I know next to nothing about the technology involved, but it doesn't seem like it's very far from listening for advertising keywords.

[–] [email protected] 2 points 10 months ago

That uses a similar approach to the wake word technology, but slightly differently applied.

I am not a computer or ML scientist but this is the gist of how it was explained to me:

Your smartphone will have a low-powered chip connect to your microphone when it is not in use/phone is idle to run a local AI model (this is how it works offline) that asks one thing: is this music or is it not music. Anyway, after that model decides it's music, it wakes up the main CPU which looks up a snippet of that audio against a database of other audio snippets that correspond to popular/likely songs, and then it displays a song match.

To answer your questions about how it's different:

  • the song id happens on a system level access, so it doesn't go through the normal audio permission system, and thus wouldn't trigger the microphone access notification.

  • because it is using a low-powered detection system rather than always having the microphone on, it can run with much less battery usage.

  • As I understand it, it's a lot easier to tell if audio seems like it's music than whether it's a specific intelligible word that you may or may not be looking for, which you then have to process into language that's linked to metadata, etc etc.

  • The initial size of the database is somewhat minor, as what is downloaded is a selection of audio patterns that the audio snippet is compared against. This database gets rotated over time, and the song id apps often also allow you to send your audio snippet to the online megadatabases (Apple's music library/Google's music library) for better protection, but overall the data transfer isn't very noticeable. Searching for arbitrary hot words cannot be nearly as optimized as assistant activations or music detection, especially if it's not built into the system.

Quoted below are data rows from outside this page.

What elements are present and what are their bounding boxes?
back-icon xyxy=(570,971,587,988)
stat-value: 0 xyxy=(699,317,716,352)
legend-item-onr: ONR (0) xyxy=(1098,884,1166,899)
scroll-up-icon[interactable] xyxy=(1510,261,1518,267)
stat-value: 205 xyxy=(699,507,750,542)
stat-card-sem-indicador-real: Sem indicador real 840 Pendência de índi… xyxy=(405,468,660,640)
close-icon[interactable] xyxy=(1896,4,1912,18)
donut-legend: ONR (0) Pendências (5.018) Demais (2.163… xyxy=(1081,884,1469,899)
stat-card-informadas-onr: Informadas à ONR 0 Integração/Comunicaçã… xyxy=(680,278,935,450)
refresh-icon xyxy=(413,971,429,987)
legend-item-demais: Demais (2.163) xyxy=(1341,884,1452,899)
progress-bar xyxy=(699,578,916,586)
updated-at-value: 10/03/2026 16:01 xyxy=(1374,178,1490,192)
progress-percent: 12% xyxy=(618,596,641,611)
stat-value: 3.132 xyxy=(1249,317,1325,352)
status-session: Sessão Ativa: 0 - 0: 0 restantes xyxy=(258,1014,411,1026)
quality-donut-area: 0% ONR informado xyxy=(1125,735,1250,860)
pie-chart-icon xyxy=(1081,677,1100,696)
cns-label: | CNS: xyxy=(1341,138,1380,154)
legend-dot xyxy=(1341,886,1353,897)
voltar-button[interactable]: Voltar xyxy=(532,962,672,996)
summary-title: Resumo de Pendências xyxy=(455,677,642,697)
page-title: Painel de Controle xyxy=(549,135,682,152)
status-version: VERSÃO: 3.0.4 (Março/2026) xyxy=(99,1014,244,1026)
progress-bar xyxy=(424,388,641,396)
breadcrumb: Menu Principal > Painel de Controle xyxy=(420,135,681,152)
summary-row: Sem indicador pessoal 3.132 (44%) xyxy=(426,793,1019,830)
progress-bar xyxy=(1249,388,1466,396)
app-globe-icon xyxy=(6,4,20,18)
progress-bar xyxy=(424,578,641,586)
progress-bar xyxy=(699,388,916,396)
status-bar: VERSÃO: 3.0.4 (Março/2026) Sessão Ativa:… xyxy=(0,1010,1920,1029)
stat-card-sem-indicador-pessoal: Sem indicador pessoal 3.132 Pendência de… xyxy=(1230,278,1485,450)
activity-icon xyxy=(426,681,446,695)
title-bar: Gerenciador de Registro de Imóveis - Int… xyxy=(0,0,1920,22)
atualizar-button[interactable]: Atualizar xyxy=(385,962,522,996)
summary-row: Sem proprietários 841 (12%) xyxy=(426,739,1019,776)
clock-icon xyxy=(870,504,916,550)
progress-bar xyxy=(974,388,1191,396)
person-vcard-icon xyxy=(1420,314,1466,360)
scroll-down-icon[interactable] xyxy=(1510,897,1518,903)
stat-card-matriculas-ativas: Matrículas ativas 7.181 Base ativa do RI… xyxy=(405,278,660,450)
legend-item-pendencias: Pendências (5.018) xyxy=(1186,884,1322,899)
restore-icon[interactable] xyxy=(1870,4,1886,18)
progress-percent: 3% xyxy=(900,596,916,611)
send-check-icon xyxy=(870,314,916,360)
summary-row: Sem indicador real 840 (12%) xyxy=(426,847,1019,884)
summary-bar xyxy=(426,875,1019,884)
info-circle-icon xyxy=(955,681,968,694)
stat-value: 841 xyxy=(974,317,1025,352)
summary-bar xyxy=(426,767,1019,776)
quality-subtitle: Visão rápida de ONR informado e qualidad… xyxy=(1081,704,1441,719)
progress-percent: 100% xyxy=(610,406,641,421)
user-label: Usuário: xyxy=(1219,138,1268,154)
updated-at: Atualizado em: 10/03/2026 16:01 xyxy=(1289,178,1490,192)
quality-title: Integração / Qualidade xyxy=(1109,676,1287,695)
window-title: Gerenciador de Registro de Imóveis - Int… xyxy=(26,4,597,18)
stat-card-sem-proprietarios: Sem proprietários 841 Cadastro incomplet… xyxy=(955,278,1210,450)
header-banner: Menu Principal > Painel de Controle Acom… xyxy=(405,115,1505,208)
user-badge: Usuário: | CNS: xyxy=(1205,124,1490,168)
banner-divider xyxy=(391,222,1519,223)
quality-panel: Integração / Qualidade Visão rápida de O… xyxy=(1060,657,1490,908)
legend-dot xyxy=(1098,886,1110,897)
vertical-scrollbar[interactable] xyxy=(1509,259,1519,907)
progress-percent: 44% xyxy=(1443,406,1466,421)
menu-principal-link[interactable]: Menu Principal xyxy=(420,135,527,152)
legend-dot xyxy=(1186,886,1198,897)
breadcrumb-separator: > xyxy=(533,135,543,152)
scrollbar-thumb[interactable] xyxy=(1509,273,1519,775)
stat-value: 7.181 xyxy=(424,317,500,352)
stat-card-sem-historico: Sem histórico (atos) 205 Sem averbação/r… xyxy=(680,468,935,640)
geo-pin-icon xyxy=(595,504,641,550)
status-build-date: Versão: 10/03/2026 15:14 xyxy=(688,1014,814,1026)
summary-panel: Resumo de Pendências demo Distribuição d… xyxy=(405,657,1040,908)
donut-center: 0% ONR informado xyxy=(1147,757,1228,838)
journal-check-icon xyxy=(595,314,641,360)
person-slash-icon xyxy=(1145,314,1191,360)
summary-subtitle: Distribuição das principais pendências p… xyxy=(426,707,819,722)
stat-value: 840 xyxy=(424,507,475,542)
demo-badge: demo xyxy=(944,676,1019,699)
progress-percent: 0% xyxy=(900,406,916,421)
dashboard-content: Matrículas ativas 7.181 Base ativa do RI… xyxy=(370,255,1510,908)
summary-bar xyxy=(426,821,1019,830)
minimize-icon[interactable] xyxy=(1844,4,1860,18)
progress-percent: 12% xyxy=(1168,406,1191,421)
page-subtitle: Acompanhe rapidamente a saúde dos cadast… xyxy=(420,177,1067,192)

And that's about it....for now.

All of this is built on current knowledge of researchers analysing data traffic, OS functions, ML audio detection, mobile computation capabilities, and traditional mobile assistants. It's possible that this may change radically in the near future, where arbitrary audio detection/collection somehow becomes much cheaper computationally, or generative AI makes it easy to extrapolate conversations from low quality audio snippets, or something else I don't know yet.